Tailoring Cell Attachment onto Melt Electrowritten Scaffolds via a Phase Separated Hydrogel Coating with Peptide Functionalization

Abstract: Highly porous scaffolds with a high surface area can be designed and fabricated via melt electrowriting (MEW). Here, the study introduces morphological features onto the MEW microfibers via a hydrogel coating of phase‐separated poly (2‐hydroxyethyl methacrylate) (pHEMA). This coating is achieved by capturing phase‐separated droplets of pHEMA onto poly (ε‐caprolactone) (PCL) microfibers via dip‐coating, resulting in a hydrogel coating with webbed structures across pores of the MEW scaffold. Excess pHEMA droplets are removed and phase separation is quenched by washing in water, and then functionalized by dipping the pHEMA coated scaffold into a buffered peptide solution.
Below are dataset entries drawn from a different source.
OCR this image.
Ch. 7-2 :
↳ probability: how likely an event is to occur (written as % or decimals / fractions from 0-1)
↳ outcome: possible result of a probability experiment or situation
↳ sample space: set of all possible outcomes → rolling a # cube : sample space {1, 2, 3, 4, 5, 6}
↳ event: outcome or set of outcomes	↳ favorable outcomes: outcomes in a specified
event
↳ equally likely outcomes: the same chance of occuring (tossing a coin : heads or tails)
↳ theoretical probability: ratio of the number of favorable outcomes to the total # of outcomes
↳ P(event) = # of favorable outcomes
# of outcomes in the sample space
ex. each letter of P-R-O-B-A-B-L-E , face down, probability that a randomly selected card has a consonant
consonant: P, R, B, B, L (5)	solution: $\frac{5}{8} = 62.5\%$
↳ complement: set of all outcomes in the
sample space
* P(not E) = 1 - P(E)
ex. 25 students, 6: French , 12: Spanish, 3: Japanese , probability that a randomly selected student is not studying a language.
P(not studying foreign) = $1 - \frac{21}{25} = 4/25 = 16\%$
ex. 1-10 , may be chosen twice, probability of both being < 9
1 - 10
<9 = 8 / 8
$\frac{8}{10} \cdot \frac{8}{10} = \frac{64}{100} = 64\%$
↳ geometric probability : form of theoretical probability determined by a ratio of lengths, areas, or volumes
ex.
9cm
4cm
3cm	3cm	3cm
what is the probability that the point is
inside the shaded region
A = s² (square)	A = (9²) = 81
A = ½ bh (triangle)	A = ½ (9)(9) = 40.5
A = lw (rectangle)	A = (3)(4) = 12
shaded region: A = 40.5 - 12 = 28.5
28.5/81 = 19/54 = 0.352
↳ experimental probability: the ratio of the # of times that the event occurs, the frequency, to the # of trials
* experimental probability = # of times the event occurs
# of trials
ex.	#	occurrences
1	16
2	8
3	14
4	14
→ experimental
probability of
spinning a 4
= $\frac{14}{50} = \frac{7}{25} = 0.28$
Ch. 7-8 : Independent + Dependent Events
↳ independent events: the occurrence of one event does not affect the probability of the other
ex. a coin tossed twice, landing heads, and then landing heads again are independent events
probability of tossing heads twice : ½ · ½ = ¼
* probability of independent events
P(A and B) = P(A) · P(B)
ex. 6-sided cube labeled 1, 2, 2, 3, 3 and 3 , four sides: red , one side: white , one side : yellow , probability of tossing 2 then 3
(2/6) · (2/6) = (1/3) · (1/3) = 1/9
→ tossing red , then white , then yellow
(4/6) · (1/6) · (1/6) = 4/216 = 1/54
It is demonstrated that a cysteine‐terminated peptide sequence (Cys‐Gly‐Arg‐Gly‐Asp‐Ser‐Gly (CG‐RGD‐SG)) promotes fibroblast adhesion on the hydrogel‐coated MEW scaffolds compared to unmodified pHEMA and compared to scrambled peptide sequence. Due to the protein‐resistant nature of pHEMA, the hydrogel‐coated scaffolds show less cell attachment than non‐coated PCL scaffolds, while RGD‐functionalized pHEMA scaffolds achieve 2.8‐fold increase in cell attachment (p = 0.02) when compared to non‐functionalized pHEMA. The study therefore presents a platform that combines PCL scaffolds of microscale fibers with a phase‐separated pHEMA hydrogel coating that maintains the high porosity of MEW scaffolds yet increases surface area and, importantly, introduces the capability for tailoring cell attachment via peptide functionalization.